Recent Physics Development

In 1687, English physicist Sir Isaac Newton published Principia, which hypothesizes the inverse-square law of universal gravitation. While Newton was able to formulate his law of gravity in his monumental work, he was deeply uncomfortable with the notion of “action at a distance” which his equations implied. He never, in his words, “assigned the cause of this power”. In all other cases, he used the phenomenon of motion to explain the origin of various forces acting on bodies, but in the case of gravity, he was unable to experimentally identify the motion that produces the force of gravity.

Moreover, he refused to even offer a hypothesis as to the cause of this force on grounds that to do so was contrary to sound science. (Christianson 1984) He lamented the fact that “philosophers have hitherto attempted the search of nature in vain” for the source of the gravitational force, as he was convinced “by many reasons” that there were “causes hitherto unknown” that were fundamental to all the “phenomena of nature”.

These fundamental phenomena are still under investigation and, though hypotheses abound, the definitive answer is yet to be found. In Newton’s 1713 General Scholium in the second edition of Principia: «I have not yet been able to discover the cause of these properties of gravity from phenomena and I feign no hypotheses… It is enough that gravity does really exist and acts according to the laws I have explained, and that it abundantly serves to account for all the motions of celestial bodies.

That one body may act upon another at a distance through a vacuum without the mediation of anything else, by and through which their action and force may be conveyed from one another, is to me so great an absurdity that, I believe, no man who has in philosophic matters a competent faculty of thinking could ever fall into it. » (Christianson 1984) Although Newton’s description of gravity is sufficiently accurate for many practical purposes and is therefore widely used, it is limited to domains where gravitational potential is a small fraction of the speed of light squared.

The more accurate general relativity theory of gravity must be used in general cases. General relativity results in Newtonian gravity in the limit of small potential, so Newton’s law of gravitation is often said to be the low-gravity limit of general relativity. (Christianson 1984) These objections were mooted by Einstein’s general relativity theory in which gravitation is an attribute of curved space-time instead of being due to a force propagated between bodies.
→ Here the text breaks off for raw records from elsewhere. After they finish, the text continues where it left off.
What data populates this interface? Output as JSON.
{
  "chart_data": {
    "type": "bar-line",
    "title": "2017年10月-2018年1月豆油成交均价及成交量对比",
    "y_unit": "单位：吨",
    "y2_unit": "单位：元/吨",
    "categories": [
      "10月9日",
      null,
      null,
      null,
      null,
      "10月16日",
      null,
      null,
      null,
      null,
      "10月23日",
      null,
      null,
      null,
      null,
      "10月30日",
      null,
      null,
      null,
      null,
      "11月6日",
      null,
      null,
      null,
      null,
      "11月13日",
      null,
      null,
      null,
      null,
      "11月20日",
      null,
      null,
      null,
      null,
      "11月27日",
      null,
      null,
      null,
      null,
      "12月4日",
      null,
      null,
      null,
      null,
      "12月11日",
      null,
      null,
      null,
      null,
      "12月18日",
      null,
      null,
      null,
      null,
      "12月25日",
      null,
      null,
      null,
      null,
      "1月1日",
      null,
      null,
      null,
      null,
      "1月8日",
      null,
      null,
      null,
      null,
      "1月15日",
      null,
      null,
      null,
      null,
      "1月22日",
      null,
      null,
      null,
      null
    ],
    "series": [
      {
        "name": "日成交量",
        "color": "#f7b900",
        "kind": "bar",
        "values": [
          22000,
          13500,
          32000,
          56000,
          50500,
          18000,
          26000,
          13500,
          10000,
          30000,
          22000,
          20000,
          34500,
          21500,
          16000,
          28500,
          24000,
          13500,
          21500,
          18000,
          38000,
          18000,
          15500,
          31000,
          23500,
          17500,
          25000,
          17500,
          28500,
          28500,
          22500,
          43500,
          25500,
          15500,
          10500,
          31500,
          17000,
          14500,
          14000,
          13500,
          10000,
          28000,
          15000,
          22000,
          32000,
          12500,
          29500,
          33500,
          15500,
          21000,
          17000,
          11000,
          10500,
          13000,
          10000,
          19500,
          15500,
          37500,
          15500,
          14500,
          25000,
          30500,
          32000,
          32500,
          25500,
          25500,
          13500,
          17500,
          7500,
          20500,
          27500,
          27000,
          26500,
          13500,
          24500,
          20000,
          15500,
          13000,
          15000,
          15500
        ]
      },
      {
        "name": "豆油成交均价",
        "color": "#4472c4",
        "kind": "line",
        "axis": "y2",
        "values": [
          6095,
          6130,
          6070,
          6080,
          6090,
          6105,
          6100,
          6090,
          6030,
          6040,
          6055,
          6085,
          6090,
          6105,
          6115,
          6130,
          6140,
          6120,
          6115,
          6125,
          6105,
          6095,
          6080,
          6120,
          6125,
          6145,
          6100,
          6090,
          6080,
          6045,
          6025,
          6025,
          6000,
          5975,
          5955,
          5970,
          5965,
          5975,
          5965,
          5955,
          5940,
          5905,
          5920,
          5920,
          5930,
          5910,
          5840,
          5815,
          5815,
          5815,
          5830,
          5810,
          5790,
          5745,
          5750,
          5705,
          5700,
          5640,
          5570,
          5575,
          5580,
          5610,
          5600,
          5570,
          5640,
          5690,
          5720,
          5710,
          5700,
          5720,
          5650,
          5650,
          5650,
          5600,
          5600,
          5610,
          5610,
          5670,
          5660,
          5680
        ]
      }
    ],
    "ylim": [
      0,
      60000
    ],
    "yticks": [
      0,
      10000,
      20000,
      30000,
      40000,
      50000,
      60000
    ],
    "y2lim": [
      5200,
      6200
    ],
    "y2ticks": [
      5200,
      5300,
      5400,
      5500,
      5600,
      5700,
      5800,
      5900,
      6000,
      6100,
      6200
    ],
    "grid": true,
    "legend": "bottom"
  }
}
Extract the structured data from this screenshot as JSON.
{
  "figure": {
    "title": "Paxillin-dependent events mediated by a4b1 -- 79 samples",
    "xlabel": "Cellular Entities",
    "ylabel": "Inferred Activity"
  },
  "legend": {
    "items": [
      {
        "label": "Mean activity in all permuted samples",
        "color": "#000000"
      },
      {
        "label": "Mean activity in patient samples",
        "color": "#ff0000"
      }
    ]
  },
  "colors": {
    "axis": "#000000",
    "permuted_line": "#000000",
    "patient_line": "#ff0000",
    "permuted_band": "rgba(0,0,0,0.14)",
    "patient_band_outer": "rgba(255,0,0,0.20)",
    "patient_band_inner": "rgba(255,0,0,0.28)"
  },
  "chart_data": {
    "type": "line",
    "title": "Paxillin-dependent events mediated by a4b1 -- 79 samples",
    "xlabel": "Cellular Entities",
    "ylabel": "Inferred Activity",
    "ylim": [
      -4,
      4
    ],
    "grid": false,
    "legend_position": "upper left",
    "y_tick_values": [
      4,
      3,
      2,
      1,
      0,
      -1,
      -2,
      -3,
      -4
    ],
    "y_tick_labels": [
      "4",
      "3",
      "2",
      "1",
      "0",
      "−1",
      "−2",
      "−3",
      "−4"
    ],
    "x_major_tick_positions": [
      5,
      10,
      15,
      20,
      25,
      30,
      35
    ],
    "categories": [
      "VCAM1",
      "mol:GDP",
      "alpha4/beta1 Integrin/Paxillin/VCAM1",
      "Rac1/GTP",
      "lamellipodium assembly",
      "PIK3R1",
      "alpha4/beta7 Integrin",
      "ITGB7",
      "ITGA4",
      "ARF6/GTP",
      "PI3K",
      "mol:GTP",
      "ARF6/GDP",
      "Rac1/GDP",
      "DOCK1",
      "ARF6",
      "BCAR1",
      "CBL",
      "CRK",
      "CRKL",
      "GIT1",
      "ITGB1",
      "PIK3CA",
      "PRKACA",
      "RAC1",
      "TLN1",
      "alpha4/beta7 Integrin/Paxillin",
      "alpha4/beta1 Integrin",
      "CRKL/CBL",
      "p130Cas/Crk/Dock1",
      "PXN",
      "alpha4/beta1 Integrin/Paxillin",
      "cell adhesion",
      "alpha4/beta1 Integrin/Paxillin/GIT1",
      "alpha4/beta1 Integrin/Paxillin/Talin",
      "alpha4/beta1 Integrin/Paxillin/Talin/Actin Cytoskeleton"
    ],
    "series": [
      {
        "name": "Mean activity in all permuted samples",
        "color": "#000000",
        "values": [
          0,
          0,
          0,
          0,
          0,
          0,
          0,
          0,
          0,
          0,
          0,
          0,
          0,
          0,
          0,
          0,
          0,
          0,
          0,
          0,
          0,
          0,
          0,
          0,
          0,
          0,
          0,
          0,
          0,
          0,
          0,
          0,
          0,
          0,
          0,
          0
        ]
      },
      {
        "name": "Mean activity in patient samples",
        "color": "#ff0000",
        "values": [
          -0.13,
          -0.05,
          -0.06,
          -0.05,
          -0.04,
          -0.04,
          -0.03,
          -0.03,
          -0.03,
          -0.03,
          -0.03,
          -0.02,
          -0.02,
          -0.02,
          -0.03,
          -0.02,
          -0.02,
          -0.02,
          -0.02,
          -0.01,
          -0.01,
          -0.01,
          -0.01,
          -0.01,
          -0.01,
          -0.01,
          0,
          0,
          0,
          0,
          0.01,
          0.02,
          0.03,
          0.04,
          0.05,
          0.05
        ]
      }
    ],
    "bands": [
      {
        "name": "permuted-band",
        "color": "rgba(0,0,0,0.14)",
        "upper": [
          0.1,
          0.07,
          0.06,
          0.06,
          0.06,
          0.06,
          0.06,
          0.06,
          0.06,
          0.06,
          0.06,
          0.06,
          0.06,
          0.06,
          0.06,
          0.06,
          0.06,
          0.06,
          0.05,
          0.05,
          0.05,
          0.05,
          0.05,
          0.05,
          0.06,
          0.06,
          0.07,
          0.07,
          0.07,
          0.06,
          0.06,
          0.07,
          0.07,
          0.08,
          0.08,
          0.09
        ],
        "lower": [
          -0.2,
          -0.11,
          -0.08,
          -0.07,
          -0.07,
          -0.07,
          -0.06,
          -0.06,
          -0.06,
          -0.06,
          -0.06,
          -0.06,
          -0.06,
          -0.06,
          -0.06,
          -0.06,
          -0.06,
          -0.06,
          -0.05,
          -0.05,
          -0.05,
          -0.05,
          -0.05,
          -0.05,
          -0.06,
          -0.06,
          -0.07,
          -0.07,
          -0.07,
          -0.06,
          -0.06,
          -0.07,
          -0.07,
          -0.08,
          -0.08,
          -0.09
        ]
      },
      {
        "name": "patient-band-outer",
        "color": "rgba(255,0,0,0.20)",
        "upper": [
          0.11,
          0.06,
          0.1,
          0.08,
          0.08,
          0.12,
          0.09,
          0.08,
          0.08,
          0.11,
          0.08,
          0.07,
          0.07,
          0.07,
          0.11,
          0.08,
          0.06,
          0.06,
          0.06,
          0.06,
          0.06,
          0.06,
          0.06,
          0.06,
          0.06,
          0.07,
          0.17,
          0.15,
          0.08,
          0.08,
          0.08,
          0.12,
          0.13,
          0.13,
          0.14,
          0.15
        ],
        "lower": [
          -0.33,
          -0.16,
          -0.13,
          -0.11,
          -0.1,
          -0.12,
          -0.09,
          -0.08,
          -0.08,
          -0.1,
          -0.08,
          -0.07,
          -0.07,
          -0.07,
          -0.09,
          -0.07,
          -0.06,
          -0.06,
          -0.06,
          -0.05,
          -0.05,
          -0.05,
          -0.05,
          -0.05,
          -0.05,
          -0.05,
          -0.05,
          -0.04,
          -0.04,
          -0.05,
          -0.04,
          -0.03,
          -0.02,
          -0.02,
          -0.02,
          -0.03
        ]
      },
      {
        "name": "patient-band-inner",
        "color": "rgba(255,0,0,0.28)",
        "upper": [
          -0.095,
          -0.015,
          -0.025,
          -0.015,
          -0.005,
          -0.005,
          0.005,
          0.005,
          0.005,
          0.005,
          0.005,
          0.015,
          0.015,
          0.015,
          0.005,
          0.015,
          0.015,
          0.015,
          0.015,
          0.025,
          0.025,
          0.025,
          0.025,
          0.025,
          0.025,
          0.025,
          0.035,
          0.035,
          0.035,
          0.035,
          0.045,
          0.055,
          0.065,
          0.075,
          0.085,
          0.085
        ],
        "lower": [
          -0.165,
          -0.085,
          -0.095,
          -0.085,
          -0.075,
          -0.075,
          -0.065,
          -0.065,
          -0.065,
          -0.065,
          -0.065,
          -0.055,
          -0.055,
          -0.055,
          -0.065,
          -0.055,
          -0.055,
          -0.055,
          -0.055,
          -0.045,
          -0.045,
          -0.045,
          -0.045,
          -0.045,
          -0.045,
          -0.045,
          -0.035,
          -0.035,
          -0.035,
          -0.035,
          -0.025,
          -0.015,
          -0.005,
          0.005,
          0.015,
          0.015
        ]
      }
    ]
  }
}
However, there is now the question of why mass and energy curve space-time. Modern physicists concern that there is no prospect of identifying the mediator of gravity. Newton himself felt the inexplicable action at a distance to be unsatisfactory. (Christianson 1984) Newton’s theory requires that gravitational force is transmitted instantaneously. Given classical assumptions of the nature of space and time, this is necessary to preserve the conservation of angular momentum observed by Johannes Kepler.

However, it is in direct conflict with Einstein’s theory of special relativity which places an upper limit—the speed of light in a vacuum—on the velocity at which signals can be transmitted. It is said that Newton’s theory does not fully explain the precession of the perihelion of the orbit of the planets, especially of planet Mercury. There is a 43 arc second per century discrepancy between the Newtonian prediction (resulting from the gravitational tugs of the other planets) and the observed precession. (Christianson 1984)

The predicted deflection of light by gravity using Newton’s theory is only half the deflection actually observed. General relativity is in closer agreement with the observations. The observed fact that gravitational and inertial masses are the same for all bodies is unexplained within Newton’s system. General relativity takes this as a postulate. Although Newton’s theory has been superseded, most modern non-relativistic gravitational calculations are based on Newton’s work because it is a much easier theory to work with and sufficient for most applications. (Christianson 1984)